1.2 Nationaal Actieplan Elektronische
Snelwegen
In Nederland werd in de Troonrede van 1994 voor het eerst
gesproken over een Nationaal Actieplan aangaande de zogenaamde
'digitale snelwegen'. In dit plan, dat werd gepresenteerd in
december 1994, wordt het initiatief tot de digitale snelwegen
voornamelijk overgelaten aan de markt. Het particulier
initiatief zal moeten zorgen voor de aanleg en de
toepassingsmogelijkheden van digitale snelwegen, de rol van de
overheid blijft beperkt tot het reguleren (of dereguleren) van
de randvoorwaarden. In het actieplan stelt de
Nederlandse regering zichzelf de volgende taken:
- het verzekeren van een brede toegang tot de
communicatiemedia en rijke, pluriforme informatiebronnen voor
de hele samenleving. Dit komt tot uiting in het
informatieverzorgings-, voorlichtings- en onderwijsbeleid en
in een kwalitatief hoogstaand en gevarieerd aanbod via een
sterke en herkenbare publieke omroep;
- ruimte te bieden voor initiatieven in de marktsector om
investeringen te doen in netwerken en diensten, door een
voortvarende aanpak van liberalisering en waar mogelijk
deregulering van markten voor telecomdiensten en elektronische
media;
- een nieuw kader te scheppen voor (zelf)regulering om
heldere juridische voorwaarden vast te stellen rond niet op
papier vastgelegde informatie. Daarbij spelen onder meer
aspecten als intellectuele eigendomsrechten en privacy een
rol;
- de positie van de overheid als grootverbruiker van
informatie-(systemen) en telecomdiensten zo te organiseren,
dat deze een stimulerende en richtinggevende invloed uitoefent
op de ontwikkeling van elektronische snelwegen;
- versterking van de kennisinfrastructuur;
- het opzetten van een beperkt aantal richtinggevende
voorbeeldprojecten in de markt- en openbare sector om een
start te maken en ervaring op te doen met de ontwikkeling van
de elektronische snelwegen.
In het Nationaal Actieplan wordt voorgesteld een wettelijk en materieel raamwerk te creëren dat een commercieel en bestuurlijk belangrijke infrastructuur van interactieve communicatie mogelijk maakt.

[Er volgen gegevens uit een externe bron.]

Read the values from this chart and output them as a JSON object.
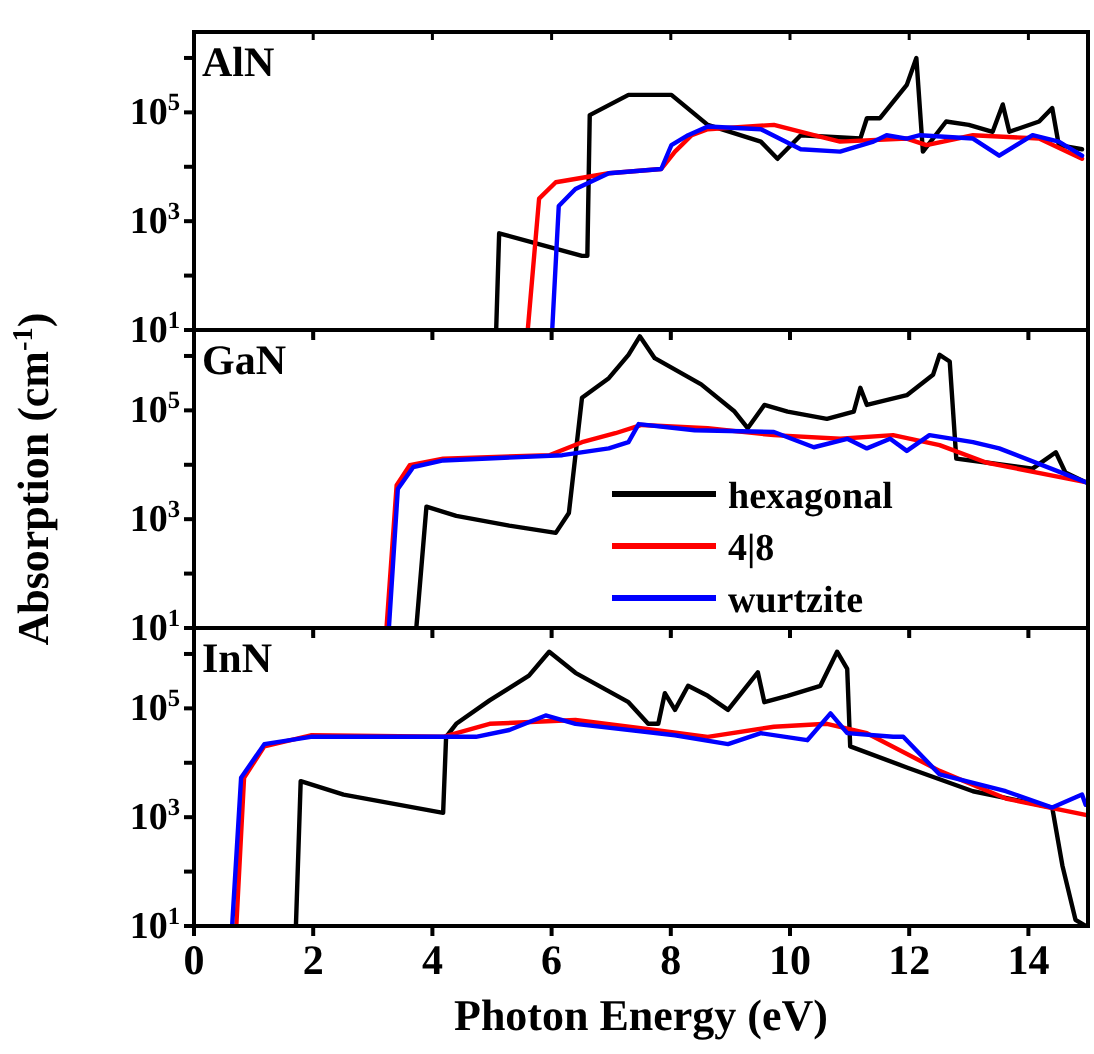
{
  "chart_data": [
    {
      "type": "line",
      "title": "AlN",
      "xlim": [
        0,
        15
      ],
      "xticks": [
        0,
        2,
        4,
        6,
        8,
        10,
        12,
        14
      ],
      "log": "y",
      "ylim": [
        10,
        3000000
      ],
      "yticks": [
        {
          "value": 10,
          "label": "10$^{1}$"
        },
        {
          "value": 100,
          "label": null
        },
        {
          "value": 1000,
          "label": "10$^{3}$"
        },
        {
          "value": 10000,
          "label": null
        },
        {
          "value": 100000,
          "label": "10$^{5}$"
        },
        {
          "value": 1000000,
          "label": null
        }
      ],
      "tick_labels": "y",
      "legend": false,
      "series": [
        {
          "color": "#000000",
          "x": [
            5.07,
            5.12,
            6.51,
            6.6,
            6.64,
            7.29,
            8.01,
            8.62,
            9.51,
            9.79,
            10.18,
            11.18,
            11.29,
            11.51,
            11.96,
            12.12,
            12.23,
            12.62,
            13.0,
            13.4,
            13.57,
            13.68,
            14.18,
            14.4,
            14.51,
            14.9
          ],
          "values": [
            10,
            600,
            230,
            230,
            89000,
            210000,
            210000,
            59000,
            29000,
            14000,
            38000,
            33000,
            78000,
            78000,
            320000,
            1000000,
            19000,
            68000,
            59000,
            44000,
            140000,
            44000,
            68000,
            120000,
            25000,
            21000
          ]
        },
        {
          "color": "#ff0000",
          "x": [
            5.6,
            5.79,
            6.07,
            6.96,
            7.84,
            8.07,
            8.35,
            8.62,
            9.73,
            10.4,
            10.84,
            11.96,
            12.29,
            13.07,
            14.18,
            14.9
          ],
          "values": [
            10,
            2600,
            5200,
            7600,
            9100,
            19000,
            38000,
            49000,
            59000,
            38000,
            29000,
            33000,
            25000,
            38000,
            33000,
            14000
          ]
        },
        {
          "color": "#0000ff",
          "x": [
            6.01,
            6.12,
            6.4,
            6.96,
            7.84,
            8.01,
            8.29,
            8.62,
            9.51,
            10.18,
            10.84,
            11.4,
            11.62,
            11.96,
            12.18,
            13.07,
            13.51,
            14.07,
            14.51,
            14.9
          ],
          "values": [
            10,
            1900,
            3900,
            7600,
            9100,
            25000,
            38000,
            55000,
            49000,
            21000,
            19000,
            29000,
            38000,
            33000,
            38000,
            33000,
            16000,
            38000,
            29000,
            16000
          ]
        }
      ]
    },
    {
      "type": "line",
      "title": "GaN",
      "ylabel": "Absorption (cm$^{-1}$)",
      "xlim": [
        0,
        15
      ],
      "xticks": [
        0,
        2,
        4,
        6,
        8,
        10,
        12,
        14
      ],
      "log": "y",
      "ylim": [
        10,
        3000000
      ],
      "yticks": [
        {
          "value": 10,
          "label": "10$^{1}$"
        },
        {
          "value": 100,
          "label": null
        },
        {
          "value": 1000,
          "label": "10$^{3}$"
        },
        {
          "value": 10000,
          "label": null
        },
        {
          "value": 100000,
          "label": "10$^{5}$"
        },
        {
          "value": 1000000,
          "label": null
        }
      ],
      "tick_labels": "y",
      "legend": "bottom right",
      "series": [
        {
          "name": "hexagonal",
          "color": "#000000",
          "x": [
            3.73,
            3.9,
            4.4,
            5.29,
            6.07,
            6.29,
            6.51,
            6.96,
            7.29,
            7.48,
            7.73,
            8.51,
            9.07,
            9.29,
            9.57,
            9.96,
            10.62,
            11.07,
            11.18,
            11.29,
            11.96,
            12.4,
            12.51,
            12.68,
            12.79,
            13.29,
            14.07,
            14.46,
            14.62,
            14.96
          ],
          "values": [
            10,
            1700,
            1150,
            760,
            560,
            1300,
            170000,
            390000,
            1050000,
            2300000,
            910000,
            300000,
            95000,
            47000,
            126000,
            95000,
            70000,
            95000,
            260000,
            126000,
            190000,
            450000,
            1050000,
            790000,
            13000,
            11000,
            8500,
            17000,
            7200,
            4800
          ]
        },
        {
          "name": "4|8",
          "color": "#ff0000",
          "x": [
            3.23,
            3.4,
            3.62,
            4.18,
            5.96,
            6.51,
            7.07,
            7.51,
            8.62,
            9.73,
            10.84,
            11.73,
            12.51,
            13.29,
            14.96
          ],
          "values": [
            10,
            4200,
            9800,
            13000,
            15000,
            26000,
            38000,
            54000,
            47000,
            35000,
            30000,
            35000,
            23000,
            11000,
            4800
          ]
        },
        {
          "name": "wurtzite",
          "color": "#0000ff",
          "x": [
            3.27,
            3.42,
            3.68,
            4.18,
            6.18,
            6.96,
            7.29,
            7.46,
            8.4,
            9.73,
            10.4,
            10.96,
            11.29,
            11.68,
            11.96,
            12.34,
            13.07,
            13.51,
            14.96
          ],
          "values": [
            10,
            3600,
            9100,
            12000,
            15000,
            20000,
            26000,
            56000,
            43000,
            40000,
            21000,
            30000,
            20000,
            30000,
            18000,
            35000,
            26000,
            20000,
            4800
          ]
        }
      ]
    },
    {
      "type": "line",
      "title": "InN",
      "xlabel": "Photon Energy (eV)",
      "xlim": [
        0,
        15
      ],
      "xticks": [
        0,
        2,
        4,
        6,
        8,
        10,
        12,
        14
      ],
      "log": "y",
      "ylim": [
        10,
        3000000
      ],
      "yticks": [
        {
          "value": 10,
          "label": "10$^{1}$"
        },
        {
          "value": 100,
          "label": null
        },
        {
          "value": 1000,
          "label": "10$^{3}$"
        },
        {
          "value": 10000,
          "label": null
        },
        {
          "value": 100000,
          "label": "10$^{5}$"
        },
        {
          "value": 1000000,
          "label": null
        }
      ],
      "legend": false,
      "series": [
        {
          "color": "#000000",
          "x": [
            1.71,
            1.79,
            2.51,
            4.18,
            4.23,
            4.4,
            4.96,
            5.62,
            5.96,
            6.4,
            7.29,
            7.62,
            7.79,
            7.9,
            8.07,
            8.29,
            8.62,
            8.96,
            9.46,
            9.57,
            9.96,
            10.51,
            10.79,
            10.96,
            11.01,
            11.96,
            13.07,
            14.4,
            14.57,
            14.79,
            14.96
          ],
          "values": [
            10,
            4600,
            2600,
            1200,
            30000,
            52000,
            140000,
            400000,
            1100000,
            450000,
            130000,
            52000,
            52000,
            190000,
            94000,
            260000,
            170000,
            94000,
            460000,
            130000,
            170000,
            260000,
            1100000,
            530000,
            20000,
            8200,
            3000,
            1500,
            130,
            13,
            10
          ]
        },
        {
          "color": "#ff0000",
          "x": [
            0.71,
            0.84,
            1.18,
            1.96,
            4.18,
            4.96,
            6.4,
            7.73,
            8.62,
            9.73,
            10.62,
            11.29,
            12.51,
            13.62,
            14.96
          ],
          "values": [
            10,
            5300,
            20000,
            32000,
            30000,
            52000,
            61000,
            40000,
            30000,
            46000,
            52000,
            35000,
            7100,
            2200,
            1100
          ]
        },
        {
          "color": "#0000ff",
          "x": [
            0.64,
            0.79,
            1.18,
            1.96,
            4.73,
            5.29,
            5.9,
            6.4,
            8.07,
            8.96,
            9.51,
            10.29,
            10.68,
            10.96,
            11.73,
            11.9,
            12.51,
            13.62,
            14.4,
            14.9,
            14.96
          ],
          "values": [
            10,
            5300,
            22000,
            30000,
            30000,
            40000,
            74000,
            52000,
            32000,
            22000,
            35000,
            26000,
            81000,
            35000,
            30000,
            30000,
            6100,
            3000,
            1500,
            2600,
            1700
          ]
        }
      ]
    }
  ]
}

Als gevolg van de aandacht voor de elektronische snelweg en het daaruit voortvloeiende Nationaal Actieplan van de regering, besloot het Ministerie van Economische Zaken zelf het goede voorbeeld te geven. Begin 1995 heeft het ministerie een 'EZ-winkel' geopend op het Internet. In deze winkel is - 24 uur per dag - informatie beschikbaar voor ondernemers en andere geïnteresseerden over subsidieregelingen en Europese markeringsnormen voor industriële produkten. Tevens zijn er in de EZ-winkel discussiemogelijkheden en meningspeilingen over economische thema's zoals de winkelsluiting.
Sinds oktober 1994 is informatie van de Eerste en in beperkte mate van de Tweede Kamer beschikbaar in De Digitale Stad. In dit zogeheten 'Loket Parlement', beheerd door het Parlementair Documentatie Centrum, krijgt men alle gegevens over Eerste en Tweede Kamerleden en kan men tevens vragen stellen en commentaar leveren.
1.3 Sociaal-maatschappelijke gevolgen
In de internationale rapporten wordt niet alleen gesproken
over de aanleg van de digitale snelweg, ook wordt veel
aandacht besteedt aan de sociaal-maatschappelijke gevolgen die
worden toegeschreven aan de komende 'digitale revolutie'. Dat
daarbij weinig terughoudendheid wordt betracht blijkt
bijvoorbeeld uit het volgende citaat afkomstig uit het
Europese Bangemann-rapport:
'This revolution adds huge new capacities to human intelligence and ... changes the way we work together and the way we live together.'
De ontwikkeling van de digitale snelweg zal volgens dit rapport onder meer gevolgen hebben voor de economische ontwikkeling, het niveau van het onderwijs, de Europese integratie, het functioneren van de democratie, de effi- ciëntie van publieke diensten, en zou zelfs kunnen leiden tot een verhoging van de algemene levensstandaard. De analyses van de mate waarin dergelijke gevolgen zich zullen mani- festeren, lopen op dit moment nog zeer uiteen en zijn in het algemeen vrij abstract. In het Bangemann-rapport wordt dan ook de behoefte uitgesproken aan praktische experimenten die meer inzicht kunnen geven in de toekomstige ontwikkelingen.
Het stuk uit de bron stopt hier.